Я ставлю машину на ручной тормоз, выхожу в ледяную, гулкую ночь и иду к багажнику, куда продавец помог мне сложить продукты в большем количестве, чем мы с Джеком способны съесть за месяц.

В кустах слева слышится шуршание.

Я подхожу ближе, пытаясь разглядеть силуэт белки или опоссума, но меня слепит свет на крыльце, и в полном мраке, куда он не достигает, не могу ничего разглядеть.

Потом кто-то очень объемный выступает из кустов, и я охаю.

– Дейзи!

– Черт побери, Сэмми!

Я прижимаю руку к сильно бьющемуся сердцу.

– Ты насмерть меня перепугала.

– Прости. Я думала, ты меня видела, когда подъехала.

– Что ты делаешь здесь, в темноте? – спрашиваю я, заметив, что ее дом погружен во мрак. Ни одного огонька.

– Только что вернулась со смены, – говорит она. И теперь, когда мои глаза немного привыкли к темноте, я вижу блестящий мотоцикл, пристегнутый к перилам крыльца. – Должно быть, забыла включить свет. Утром спешила на смену, потому что мама позвонила и как стала болтать! Говорит, говорит, говорит, и отделаться невозможно. Наконец я сказала, что мне нужно на работу. Так она трещала еще десять минут или даже больше. К счастью, босса не было в офисе, когда я наконец добралась до участка.

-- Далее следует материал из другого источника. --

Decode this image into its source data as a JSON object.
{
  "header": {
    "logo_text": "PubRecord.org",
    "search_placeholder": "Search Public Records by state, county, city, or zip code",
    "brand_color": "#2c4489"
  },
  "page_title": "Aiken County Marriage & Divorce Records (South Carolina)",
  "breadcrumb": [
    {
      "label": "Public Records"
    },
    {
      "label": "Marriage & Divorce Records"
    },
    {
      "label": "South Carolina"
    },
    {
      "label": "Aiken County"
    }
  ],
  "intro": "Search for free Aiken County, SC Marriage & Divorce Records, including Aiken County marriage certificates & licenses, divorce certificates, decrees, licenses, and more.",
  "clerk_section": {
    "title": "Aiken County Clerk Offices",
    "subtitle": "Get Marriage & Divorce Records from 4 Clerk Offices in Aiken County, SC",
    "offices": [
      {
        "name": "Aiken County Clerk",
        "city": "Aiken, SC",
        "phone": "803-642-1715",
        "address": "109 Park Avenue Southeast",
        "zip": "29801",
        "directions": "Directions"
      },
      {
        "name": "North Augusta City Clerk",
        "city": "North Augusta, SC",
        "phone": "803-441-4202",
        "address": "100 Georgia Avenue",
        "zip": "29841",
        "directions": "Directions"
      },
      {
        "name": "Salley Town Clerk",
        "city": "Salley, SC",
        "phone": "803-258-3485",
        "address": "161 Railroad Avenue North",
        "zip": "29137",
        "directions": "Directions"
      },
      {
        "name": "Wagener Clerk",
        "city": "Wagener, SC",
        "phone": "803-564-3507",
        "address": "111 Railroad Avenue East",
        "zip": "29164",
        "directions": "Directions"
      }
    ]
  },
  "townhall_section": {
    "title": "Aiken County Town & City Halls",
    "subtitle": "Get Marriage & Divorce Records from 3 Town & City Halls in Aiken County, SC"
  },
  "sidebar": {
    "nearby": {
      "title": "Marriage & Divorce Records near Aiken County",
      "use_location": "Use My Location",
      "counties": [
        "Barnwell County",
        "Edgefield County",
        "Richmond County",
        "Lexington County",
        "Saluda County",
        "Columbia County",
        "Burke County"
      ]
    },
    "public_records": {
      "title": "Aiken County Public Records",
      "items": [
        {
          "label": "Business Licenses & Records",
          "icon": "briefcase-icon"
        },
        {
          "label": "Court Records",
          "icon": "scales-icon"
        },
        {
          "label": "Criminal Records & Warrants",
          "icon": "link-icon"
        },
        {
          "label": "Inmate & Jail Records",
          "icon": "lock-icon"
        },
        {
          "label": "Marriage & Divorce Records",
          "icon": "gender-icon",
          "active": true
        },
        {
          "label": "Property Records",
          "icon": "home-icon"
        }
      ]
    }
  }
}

Я рассматриваю ее мундир – выданные правительством синие широкие штаны, черные туфли, серая куртка на пуговицах с короткими рукавами и матерчатым прямоугольником на рукаве, на котором написано: «Полицейский департамент округа Кларк, Афины».

Талию стягивает ремень, и Сэмми выглядит как серый с синим снеговик: три шара нагромождены друг на друга, и получилась этакая снежная баба. Сэмми – коп, то есть моторизованный коп. Не знаю, означает ли это «полноправный офицер полиции» или только младший, вроде каб-скаута[9], который еще не произведен в бойскауты?

У меня никогда не хватало смелости спросить. Большую часть времени она проводит, штрафуя пьяных студентов и задерживая, если они оказываются несовершеннолетними. Я однажды спросила, надевала ли она на кого-то наручники и как отвозит студентов в участок. Она ответила, что вызывает патрульную машину, но я живо представила, как она каким-то образом приковывает захмелевших юнцов наручниками к рулю мотоцикла и с радостью везет к месту заточения. И этот комический образ застрял в памяти.

– У тебя собирается компания на этот уик-энд? – спрашивает она, глядя на пластиковые пакеты, едва не вываливающиеся из моего открытого багажника.

– Нет.

Я рассматриваю свои покупки и не могу вспомнить ни единой. Словно я была на амбиене и ходила по магазину во сне. Поэтому я пытаюсь найти объяснение.

– Пошла в магазин без списка.

И тут до меня доходит, что раньше я никогда не ездила за покупками без листка бумаги, диктующего, что должна купить. Никогда.

И этот крохотный мятеж приводит меня в восторг.

– Вот как, – кивает она. – Я делаю те же ошибки, когда покупаю продукты голодная, что, похоже, случается каждый раз, когда я туда еду. Пончики, жареную курицу, эти крендельки на арахисовом масле… Покупаю все, что на глаза попадется.

Она обводит рукой свою пышную фигуру и широко улыбается.

– Что очевидно.

Сэмми часто говорит о своей полноте, словно еще пухлым ребенком на игровой площадке усвоила, что искусство выживания зависит от того, кто первым нанесет удар. Обычно ее самоуничижение заставляет меня ежиться. Я никогда не знаю, что ответить. Может, рассмеяться вместе с ней? Начать разуверять? Я часто меняю тему, чтобы избавиться от неловкости.

Сегодня же просто отвечаю ей улыбкой.

– Значит, я нарушила два основных правила покупки продуктов.

Она цепляется большим пальцем за пояс брюк и оттягивает, пытаясь поправить: для нее это такой же привычный жест, как для меня – приглаживать волосы.